Prime Minister Dr. Manmohan Singh is unlikely to visit Colombo to participate in the Commonwealth Heads of Government Meeting (CHOGM) that begins on the 15th of this month under severe pressure from its allies in Tamil Nadu. This is a clear indication of how enfeebled and unimaginative that the UPA government has become over the years. Dr. Singh is said to be keen to make the Colombo trip but the Congress leadership has spoiled his Colombo party. For the Congress, increasingly insecure about its fortunes in 2014 and the potential rise of Narendra Modi, doing nothing seems to be the grand strategy. The fear that it might end up with no credible Tamil allies in the run up to the 2014 stand-off seems to have forced the UPA government to sacrifice its foreign policy interests at the alter of domestic political calculations, most of which is imaginary. The argument against the PM going to the CHOGM meeting is that it will send a signal that New Delhi is absolving the Rajapakshe government of any wrongdoing against the Tamil population during its successful but ruthless campaign against the LTTE. Let's face it, this move has absolutely nothing to do with New Delhi's conviction in any moral logic, that because Colombo has blood on its hands, India will not engage it.
Like it or not, India is a major power in the region given its physical size, economy, population etc. and yet its behavior is akin to that of a diffident new comer on the international scene unwilling to take a stand on crucial issues, almost always. By deciding to skip the CHOGM meet in Colombo, India is conveying to its neighours that here is a state that will never take any hard decisions even for itself, even when its key long-term interests are at stake, let alone for others. Remember, much of what you are is constructed by the perceptions of onlookers. By that logic, India will continue to be a diffident state in the eyes of its neighburs.
Is it in line with the courage and conviction that New Delhi showed to vote against Colombo in the UNHCR (by voting vote in favour of a US-sponsored resolution at the UNHRC condemning Sri Lanka for its human rights violations against Tamils during the last phase of Sri Lanka's civil war), it has now decided to further pressurize Colombo by skipping the CHOGM meet? I don't think so. Had courage and conviction been the motivation, New Delhi should have actually grabbed the opportunity to engage Colombo and the PM should even have visited Jaffna to see for himself the progress of reconstruction there. His Jaffna trip could have saved him the imagined loss of political capital at home which he would have lost by going to Colombo, a state that is scared to make up its mind.
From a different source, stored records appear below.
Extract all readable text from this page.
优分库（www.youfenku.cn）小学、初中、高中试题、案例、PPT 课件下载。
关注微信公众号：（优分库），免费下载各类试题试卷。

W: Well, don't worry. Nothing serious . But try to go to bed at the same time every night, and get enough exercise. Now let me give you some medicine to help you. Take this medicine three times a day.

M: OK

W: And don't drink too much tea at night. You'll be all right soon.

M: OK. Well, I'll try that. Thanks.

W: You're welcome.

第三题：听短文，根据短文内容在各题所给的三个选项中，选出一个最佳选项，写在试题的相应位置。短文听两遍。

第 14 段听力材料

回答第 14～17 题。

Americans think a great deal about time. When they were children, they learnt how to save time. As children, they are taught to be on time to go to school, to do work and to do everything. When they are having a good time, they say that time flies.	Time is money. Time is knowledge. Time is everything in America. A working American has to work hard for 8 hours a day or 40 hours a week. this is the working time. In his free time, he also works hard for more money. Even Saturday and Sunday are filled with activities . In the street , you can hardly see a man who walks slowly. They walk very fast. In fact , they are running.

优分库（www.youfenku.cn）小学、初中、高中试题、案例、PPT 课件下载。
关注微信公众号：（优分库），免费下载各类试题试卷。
This is not just bad diplomacy, this is bad strategy too. If New Delhi is concerned about the increasing foreign influence in Sri Lanka, by Pakistan and China, it should have increased its interaction with Colombo. That's strategy 101. But then strategic thinking does not come naturally to New Delhi. While it is true that during the Eelam war, India tried to match the covert assistance given to Sri Lanka by China and Pakistan, it has been unable and unwilling to prevail over Colombo to pressurize it to take care of its Tamil minority now that the LTTE has been summarily defeated. Moreover, the strategic location of Sri Lanka in the Indian ocean and India's interests in it should have been seen as yet another reason for New Delhi to increase its engagements with Colombo.
New Delhi, for a long time, kept complaining to the Americans that they were not consulting it on the reconciliation process in Afghanistan. New Delhi argued that besides being a close neighbor, it also has strategic and security interests in Afghanistan and therefore had a right to take part in the reconstruction process there. In Sri Lanka, where the international community expects India to play a role, it shies away from doing anything. How then can anyone take the Indian complaints about not being consulted on Afghanistan seriously?
'Refusing to talk' as a foreign policy strategy!
What do you do when you have a difference of opinion with someone? Avoid him/her or engage him/her? Refusing to engage is the convenient way out and we see a lot of people doing precisely that. But experience tells us that differences have to be negotiated and problems have to be solved through continuous engagement – that's diplomacy 101. Not engaging someone you disagree with might, sometimes, work in personal relationships, not in statecraft. In fact, refusal to engage goes against the best practices of international diplomacy.
Put it differently, what does New Delhi gain, other than some imagined coalition benefits in 2014, by not sending its Prime Minister to Sri Lanka. Nothing, neither strategically nor diplomatically.
This is not the first time India has used the strategy of silence when it has/had differences with other countries. Relations with Pakistan is a well known example. Not only that New Delhi did not 'talk' to Pakistan for two years after the 26/11 attacks but often reminds Islamabad that it will stop talking again if Islamabad does not mend its ways! Now that is some smart diplomacy!